#60
 
 

Stereotypes

by Anissa Kempf

While traveling to Lausanne, I was sitting next to a “modern” Moroccan couple. At the beginning of our common train ride, they were focused on their smart phone. Each of them had the newest version of the Samsung Galaxy SX and was staring at it as if their whole life was depending on what was happening at that particular moment on the display of their phone. Then, both started to call their friends or sisters or brothers or other family members. It started in a peaceful tone but very soon they started to speak very loudly. Their mutual conversations became louder and louder, obviously because they were sitting in front of each other and because they had to understand what the person at the other end of the line was telling them. Every single person in the train was disturbed by the noise they were making and people sitting next to them (including me) became a little nervous.

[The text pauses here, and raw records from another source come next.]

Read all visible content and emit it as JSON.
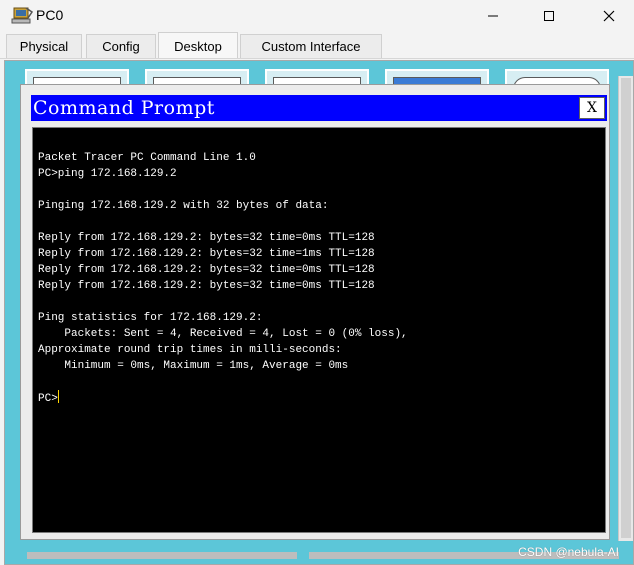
{
  "window": {
    "title": "PC0"
  },
  "tabs": [
    {
      "label": "Physical"
    },
    {
      "label": "Config"
    },
    {
      "label": "Desktop"
    },
    {
      "label": "Custom Interface"
    }
  ],
  "command_prompt": {
    "title": "Command Prompt",
    "close_label": "X",
    "lines": [
      "Packet Tracer PC Command Line 1.0",
      "PC>ping 172.168.129.2",
      "",
      "Pinging 172.168.129.2 with 32 bytes of data:",
      "",
      "Reply from 172.168.129.2: bytes=32 time=0ms TTL=128",
      "Reply from 172.168.129.2: bytes=32 time=1ms TTL=128",
      "Reply from 172.168.129.2: bytes=32 time=0ms TTL=128",
      "Reply from 172.168.129.2: bytes=32 time=0ms TTL=128",
      "",
      "Ping statistics for 172.168.129.2:",
      "    Packets: Sent = 4, Received = 4, Lost = 0 (0% loss),",
      "Approximate round trip times in milli-seconds:",
      "    Minimum = 0ms, Maximum = 1ms, Average = 0ms",
      ""
    ],
    "prompt": "PC>"
  },
  "watermark": "CSDN @nebula-AI",
  "colors": {
    "titlebar": "#0000ff",
    "desktop": "#5cc6d8",
    "terminal_bg": "#000000"
  }
}
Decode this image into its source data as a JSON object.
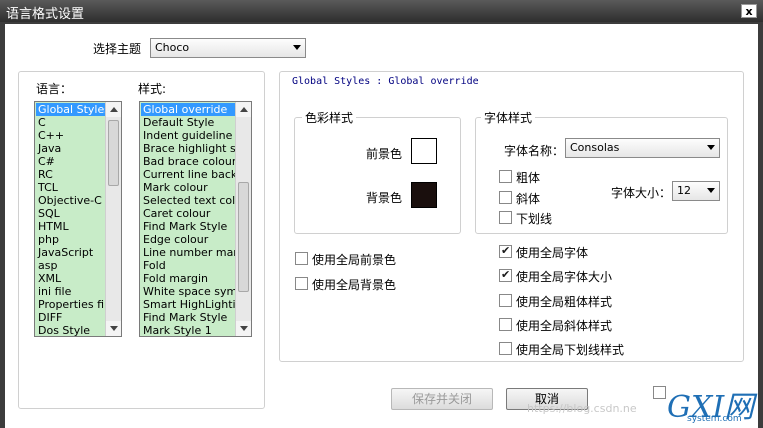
{
  "window": {
    "title": "语言格式设置",
    "close_label": "x"
  },
  "theme": {
    "label": "选择主题",
    "selected": "Choco"
  },
  "languages": {
    "header": "语言：",
    "items": [
      "Global Styles",
      "C",
      "C++",
      "Java",
      "C#",
      "RC",
      "TCL",
      "Objective-C",
      "SQL",
      "HTML",
      "php",
      "JavaScript",
      "asp",
      "XML",
      "ini file",
      "Properties file",
      "DIFF",
      "Dos Style"
    ],
    "selected_index": 0
  },
  "styles": {
    "header": "样式:",
    "items": [
      "Global override",
      "Default Style",
      "Indent guideline style",
      "Brace highlight style",
      "Bad brace colour",
      "Current line background",
      "Mark colour",
      "Selected text colour",
      "Caret colour",
      "Find Mark Style",
      "Edge colour",
      "Line number margin",
      "Fold",
      "Fold margin",
      "White space symbol",
      "Smart HighLighting",
      "Find Mark Style",
      "Mark Style 1"
    ],
    "selected_index": 0
  },
  "breadcrumb": "Global Styles : Global override",
  "colour_style": {
    "group_label": "色彩样式",
    "foreground_label": "前景色",
    "background_label": "背景色",
    "foreground_color": "#ffffff",
    "background_color": "#1a0f0d"
  },
  "font_style": {
    "group_label": "字体样式",
    "font_name_label": "字体名称：",
    "font_name_value": "Consolas",
    "bold_label": "粗体",
    "italic_label": "斜体",
    "underline_label": "下划线",
    "font_size_label": "字体大小：",
    "font_size_value": "12"
  },
  "global_options": {
    "use_global_fg": "使用全局前景色",
    "use_global_bg": "使用全局背景色",
    "use_global_font": "使用全局字体",
    "use_global_font_size": "使用全局字体大小",
    "use_global_bold": "使用全局粗体样式",
    "use_global_italic": "使用全局斜体样式",
    "use_global_underline": "使用全局下划线样式"
  },
  "buttons": {
    "save_close": "保存并关闭",
    "cancel": "取消"
  },
  "watermark": {
    "text": "https://blog.csdn.ne",
    "logo": "GXI网",
    "logo_sub": "system.com"
  }
}
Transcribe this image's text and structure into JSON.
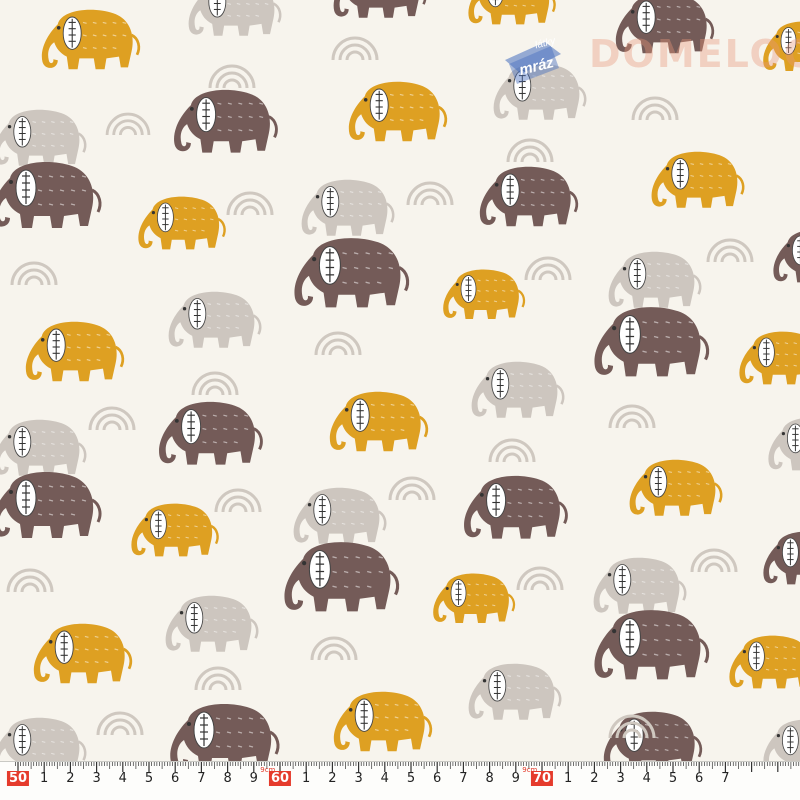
{
  "image": {
    "subject": "Cream fabric printed with repeating elephants and rainbow arcs, with a measuring tape along the bottom edge",
    "colors": {
      "background": "#f7f4ed",
      "ochre_elephant": "#dea022",
      "brown_elephant": "#745b58",
      "grey_elephant": "#cdc6bf",
      "arc": "#cfc8c0",
      "ruler_red": "#e53b2c"
    }
  },
  "watermark": {
    "badge_line1": "látky",
    "badge_line2": "mráz",
    "brand": "DOMELOOK.SK"
  },
  "ruler": {
    "labels": [
      "50",
      "1",
      "2",
      "3",
      "4",
      "5",
      "6",
      "7",
      "8",
      "9",
      "60",
      "1",
      "2",
      "3",
      "4",
      "5",
      "6",
      "7",
      "8",
      "9",
      "70",
      "1",
      "2",
      "3",
      "4",
      "5",
      "6",
      "7"
    ],
    "unit_marks": [
      "9cm",
      "9cm"
    ]
  }
}
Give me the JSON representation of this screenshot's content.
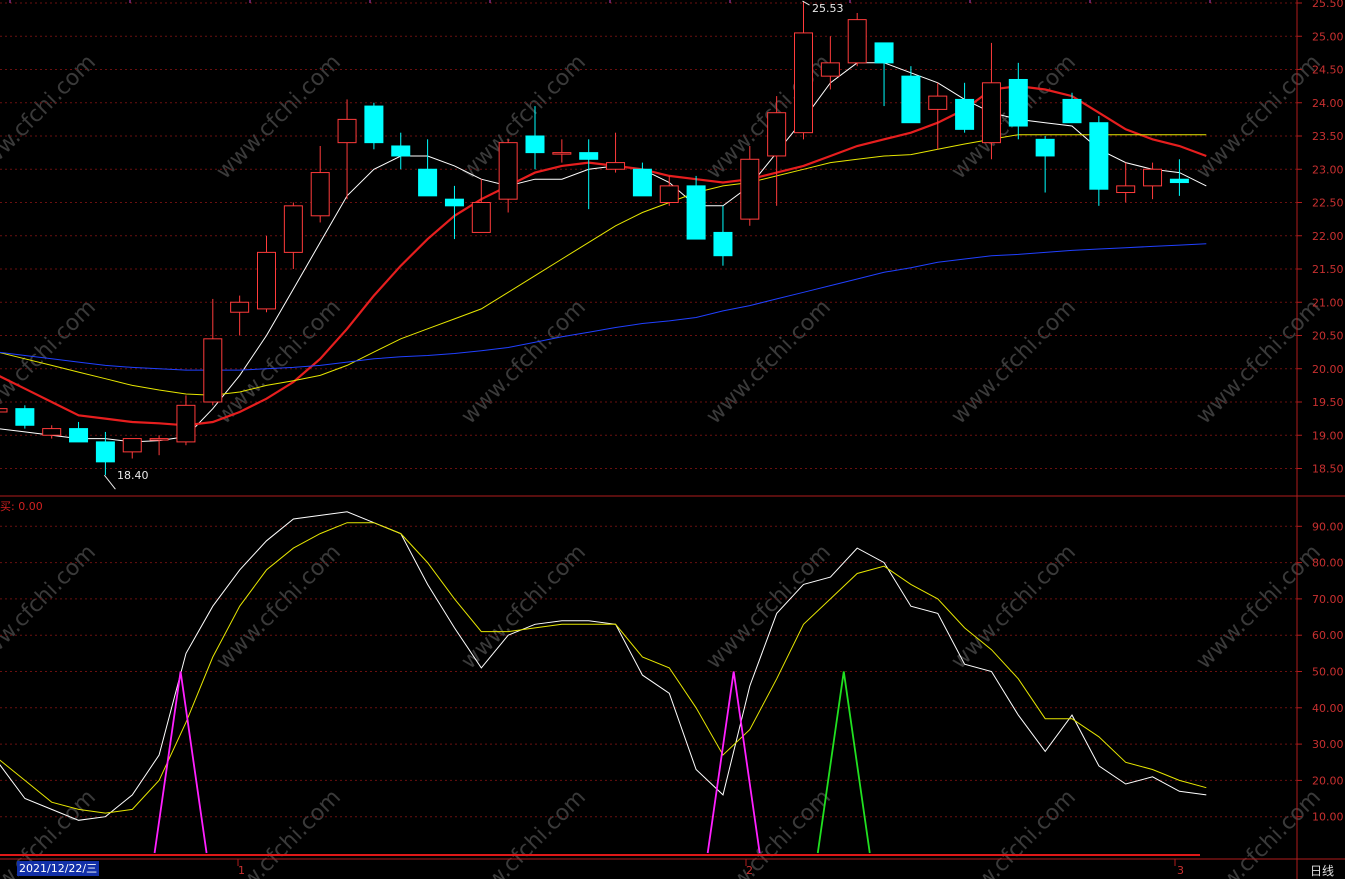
{
  "chart_data": [
    {
      "type": "candlestick",
      "name": "main",
      "y_ticks": [
        "25.50",
        "25.00",
        "24.50",
        "24.00",
        "23.50",
        "23.00",
        "22.50",
        "22.00",
        "21.50",
        "21.00",
        "20.50",
        "20.00",
        "19.50",
        "19.00",
        "18.50"
      ],
      "ylim": [
        18.0,
        25.5
      ],
      "annotations": {
        "high": "25.53",
        "low": "18.40"
      },
      "candles": [
        {
          "o": 19.35,
          "h": 19.45,
          "l": 19.15,
          "c": 19.4
        },
        {
          "o": 19.4,
          "h": 19.45,
          "l": 19.1,
          "c": 19.15
        },
        {
          "o": 19.0,
          "h": 19.15,
          "l": 18.95,
          "c": 19.1
        },
        {
          "o": 19.1,
          "h": 19.2,
          "l": 18.9,
          "c": 18.9
        },
        {
          "o": 18.9,
          "h": 19.05,
          "l": 18.4,
          "c": 18.6
        },
        {
          "o": 18.75,
          "h": 18.95,
          "l": 18.65,
          "c": 18.95
        },
        {
          "o": 18.95,
          "h": 19.0,
          "l": 18.7,
          "c": 18.95
        },
        {
          "o": 18.9,
          "h": 19.6,
          "l": 18.85,
          "c": 19.45
        },
        {
          "o": 19.5,
          "h": 21.05,
          "l": 19.45,
          "c": 20.45
        },
        {
          "o": 20.85,
          "h": 21.1,
          "l": 20.5,
          "c": 21.0
        },
        {
          "o": 20.9,
          "h": 22.0,
          "l": 20.85,
          "c": 21.75
        },
        {
          "o": 21.75,
          "h": 22.5,
          "l": 21.5,
          "c": 22.45
        },
        {
          "o": 22.3,
          "h": 23.35,
          "l": 22.2,
          "c": 22.95
        },
        {
          "o": 23.4,
          "h": 24.05,
          "l": 22.55,
          "c": 23.75
        },
        {
          "o": 23.95,
          "h": 24.0,
          "l": 23.3,
          "c": 23.4
        },
        {
          "o": 23.35,
          "h": 23.55,
          "l": 23.0,
          "c": 23.2
        },
        {
          "o": 23.0,
          "h": 23.45,
          "l": 22.65,
          "c": 22.6
        },
        {
          "o": 22.55,
          "h": 22.75,
          "l": 21.95,
          "c": 22.45
        },
        {
          "o": 22.05,
          "h": 22.85,
          "l": 22.05,
          "c": 22.5
        },
        {
          "o": 22.55,
          "h": 23.45,
          "l": 22.35,
          "c": 23.4
        },
        {
          "o": 23.5,
          "h": 23.95,
          "l": 23.0,
          "c": 23.25
        },
        {
          "o": 23.25,
          "h": 23.45,
          "l": 23.1,
          "c": 23.25
        },
        {
          "o": 23.25,
          "h": 23.45,
          "l": 22.4,
          "c": 23.15
        },
        {
          "o": 23.0,
          "h": 23.55,
          "l": 22.95,
          "c": 23.1
        },
        {
          "o": 23.0,
          "h": 23.1,
          "l": 22.6,
          "c": 22.6
        },
        {
          "o": 22.5,
          "h": 22.9,
          "l": 22.45,
          "c": 22.75
        },
        {
          "o": 22.75,
          "h": 22.9,
          "l": 21.95,
          "c": 21.95
        },
        {
          "o": 22.05,
          "h": 22.45,
          "l": 21.55,
          "c": 21.7
        },
        {
          "o": 22.25,
          "h": 23.35,
          "l": 22.15,
          "c": 23.15
        },
        {
          "o": 23.2,
          "h": 24.1,
          "l": 22.45,
          "c": 23.85
        },
        {
          "o": 23.55,
          "h": 25.53,
          "l": 23.45,
          "c": 25.05
        },
        {
          "o": 24.4,
          "h": 25.0,
          "l": 24.2,
          "c": 24.6
        },
        {
          "o": 24.6,
          "h": 25.35,
          "l": 24.55,
          "c": 25.25
        },
        {
          "o": 24.9,
          "h": 24.85,
          "l": 23.95,
          "c": 24.6
        },
        {
          "o": 24.4,
          "h": 24.55,
          "l": 23.75,
          "c": 23.7
        },
        {
          "o": 23.9,
          "h": 24.3,
          "l": 23.3,
          "c": 24.1
        },
        {
          "o": 24.05,
          "h": 24.3,
          "l": 23.55,
          "c": 23.6
        },
        {
          "o": 23.4,
          "h": 24.9,
          "l": 23.15,
          "c": 24.3
        },
        {
          "o": 24.35,
          "h": 24.6,
          "l": 23.45,
          "c": 23.65
        },
        {
          "o": 23.45,
          "h": 23.5,
          "l": 22.65,
          "c": 23.2
        },
        {
          "o": 24.05,
          "h": 24.15,
          "l": 23.7,
          "c": 23.7
        },
        {
          "o": 23.7,
          "h": 23.8,
          "l": 22.45,
          "c": 22.7
        },
        {
          "o": 22.65,
          "h": 23.1,
          "l": 22.5,
          "c": 22.75
        },
        {
          "o": 22.75,
          "h": 23.1,
          "l": 22.55,
          "c": 23.0
        },
        {
          "o": 22.85,
          "h": 23.15,
          "l": 22.6,
          "c": 22.8
        }
      ],
      "ma_lines": [
        {
          "color": "#ffffff",
          "values": [
            19.1,
            19.05,
            19.0,
            18.95,
            18.95,
            18.9,
            18.92,
            18.98,
            19.4,
            19.9,
            20.5,
            21.2,
            21.9,
            22.6,
            23.0,
            23.2,
            23.2,
            23.05,
            22.85,
            22.75,
            22.85,
            22.85,
            23.0,
            23.05,
            23.0,
            22.8,
            22.45,
            22.45,
            22.75,
            23.25,
            23.75,
            24.3,
            24.6,
            24.6,
            24.45,
            24.3,
            24.05,
            23.85,
            23.75,
            23.7,
            23.65,
            23.3,
            23.1,
            23.0,
            22.95,
            22.75
          ]
        },
        {
          "color": "#e61e1e",
          "values": [
            19.9,
            19.7,
            19.5,
            19.3,
            19.25,
            19.2,
            19.18,
            19.15,
            19.2,
            19.35,
            19.55,
            19.8,
            20.15,
            20.6,
            21.1,
            21.55,
            21.95,
            22.3,
            22.55,
            22.75,
            22.95,
            23.05,
            23.1,
            23.05,
            23.0,
            22.9,
            22.85,
            22.8,
            22.85,
            22.95,
            23.05,
            23.2,
            23.35,
            23.45,
            23.55,
            23.7,
            23.9,
            24.2,
            24.25,
            24.2,
            24.1,
            23.85,
            23.6,
            23.45,
            23.35,
            23.2
          ]
        },
        {
          "color": "#e6e600",
          "values": [
            20.25,
            20.15,
            20.05,
            19.95,
            19.85,
            19.75,
            19.68,
            19.62,
            19.6,
            19.65,
            19.75,
            19.82,
            19.9,
            20.05,
            20.25,
            20.45,
            20.6,
            20.75,
            20.9,
            21.15,
            21.4,
            21.65,
            21.9,
            22.15,
            22.35,
            22.5,
            22.65,
            22.75,
            22.8,
            22.9,
            23.0,
            23.1,
            23.15,
            23.2,
            23.22,
            23.3,
            23.38,
            23.45,
            23.52,
            23.52,
            23.52,
            23.52,
            23.52,
            23.52,
            23.52,
            23.52
          ]
        },
        {
          "color": "#2040ff",
          "values": [
            20.25,
            20.2,
            20.15,
            20.1,
            20.05,
            20.02,
            20.0,
            19.98,
            19.98,
            19.98,
            20.0,
            20.02,
            20.05,
            20.1,
            20.15,
            20.18,
            20.2,
            20.23,
            20.27,
            20.32,
            20.4,
            20.48,
            20.55,
            20.62,
            20.68,
            20.72,
            20.77,
            20.87,
            20.95,
            21.05,
            21.15,
            21.25,
            21.35,
            21.45,
            21.52,
            21.6,
            21.65,
            21.7,
            21.72,
            21.75,
            21.78,
            21.8,
            21.82,
            21.84,
            21.86,
            21.88
          ]
        }
      ]
    },
    {
      "type": "line",
      "name": "indicator",
      "label": "买: 0.00",
      "y_ticks": [
        "90.00",
        "80.00",
        "70.00",
        "60.00",
        "50.00",
        "40.00",
        "30.00",
        "20.00",
        "10.00"
      ],
      "ylim": [
        0,
        100
      ],
      "series": [
        {
          "color": "#ffffff",
          "values": [
            25,
            15,
            12,
            9,
            10,
            16,
            27,
            55,
            68,
            78,
            86,
            92,
            93,
            94,
            91,
            88,
            74,
            62,
            51,
            60,
            63,
            64,
            64,
            63,
            49,
            44,
            23,
            16,
            46,
            66,
            74,
            76,
            84,
            80,
            68,
            66,
            52,
            50,
            38,
            28,
            38,
            24,
            19,
            21,
            17,
            16
          ]
        },
        {
          "color": "#e6e600",
          "values": [
            26,
            20,
            14,
            12,
            11,
            12,
            20,
            36,
            54,
            68,
            78,
            84,
            88,
            91,
            91,
            88,
            80,
            70,
            61,
            61,
            62,
            63,
            63,
            63,
            54,
            51,
            40,
            27,
            34,
            48,
            63,
            70,
            77,
            79,
            74,
            70,
            62,
            56,
            48,
            37,
            37,
            32,
            25,
            23,
            20,
            18
          ]
        },
        {
          "color": "#ff20ff",
          "spikes": [
            {
              "i": 6.8,
              "v": 50
            },
            {
              "i": 27.4,
              "v": 50
            }
          ]
        },
        {
          "color": "#20e020",
          "spikes": [
            {
              "i": 31.5,
              "v": 50
            }
          ]
        }
      ]
    }
  ],
  "x_labels": {
    "date": "2021/12/22/三",
    "m1": "1",
    "m2": "2",
    "m3": "3",
    "period": "日线"
  },
  "watermark": "www.cfchi.com"
}
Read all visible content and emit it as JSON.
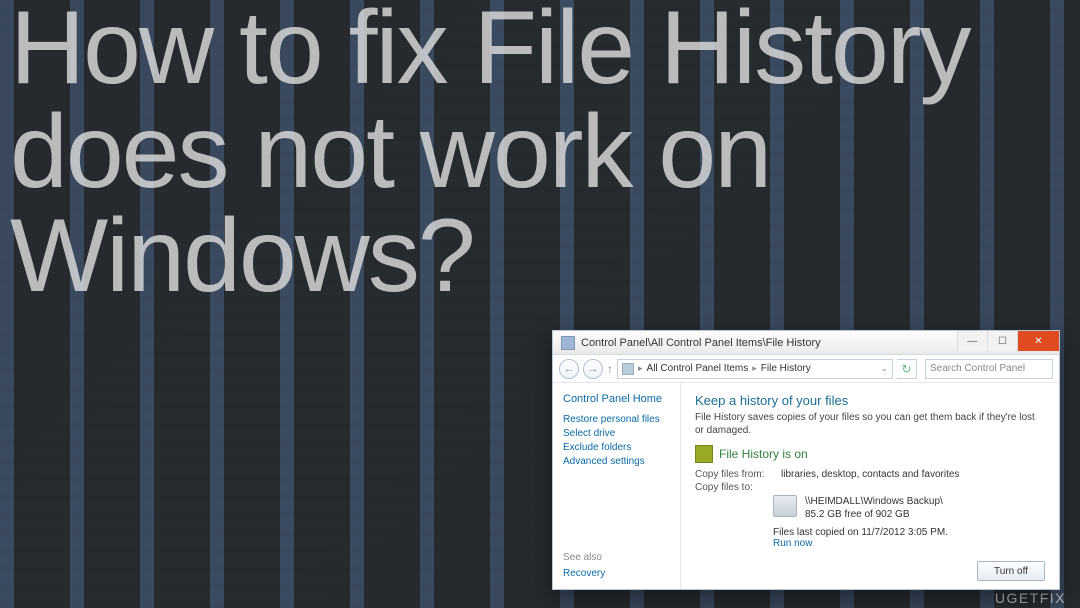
{
  "headline": "How to fix File History does not work on Windows?",
  "watermark": "UGETFIX",
  "window": {
    "title": "Control Panel\\All Control Panel Items\\File History",
    "breadcrumb": {
      "level1": "All Control Panel Items",
      "level2": "File History"
    },
    "search_placeholder": "Search Control Panel",
    "sidebar": {
      "home": "Control Panel Home",
      "links": {
        "restore": "Restore personal files",
        "select": "Select drive",
        "exclude": "Exclude folders",
        "advanced": "Advanced settings"
      },
      "see_also_label": "See also",
      "see_also": {
        "recovery": "Recovery"
      }
    },
    "content": {
      "heading": "Keep a history of your files",
      "description": "File History saves copies of your files so you can get them back if they're lost or damaged.",
      "status": "File History is on",
      "copy_from_label": "Copy files from:",
      "copy_from_value": "libraries, desktop, contacts and favorites",
      "copy_to_label": "Copy files to:",
      "drive_path": "\\\\HEIMDALL\\Windows Backup\\",
      "drive_free": "85.2 GB free of 902 GB",
      "last_copied": "Files last copied on 11/7/2012 3:05 PM.",
      "run_now": "Run now",
      "turn_off": "Turn off"
    }
  }
}
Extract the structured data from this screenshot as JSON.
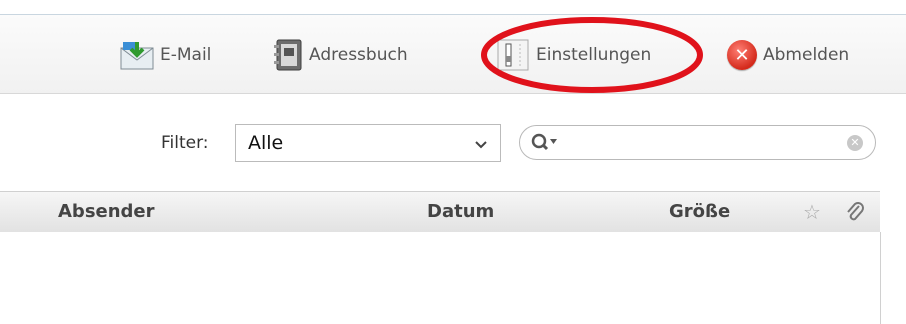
{
  "toolbar": {
    "email_label": "E-Mail",
    "addressbook_label": "Adressbuch",
    "settings_label": "Einstellungen",
    "logout_label": "Abmelden"
  },
  "filter": {
    "label": "Filter:",
    "selected": "Alle"
  },
  "search": {
    "value": ""
  },
  "list": {
    "columns": [
      "Absender",
      "Datum",
      "Größe"
    ]
  },
  "colors": {
    "annotation": "#e0121b",
    "logout": "#d42a1c"
  }
}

Moroccan dialect may be perceived as a very harsh language, which didn’t help at all. When their numerous phone calls ended, we were very relieved. But, unfortunately, not for so long. Because, soon after, they started a massive fight. And they were even louder than while they were speaking on their phone. And each of us was getting more and more nervous. Some people started to change their seats. And I tried to increase the volume on my laptop until I couldn’t do so anymore. I felt very ashamed of their very disrespectful attitude. Everybody around me felt ashamed. Except that I was the only one with Maghrebian roots. This made me feel even more ashamed, in a different way, than everybody else who was sitting in the train. And I thought that this is how stereotypes are made. Could you imagine a Japanese couple exacerbating people sitting in a Swiss train?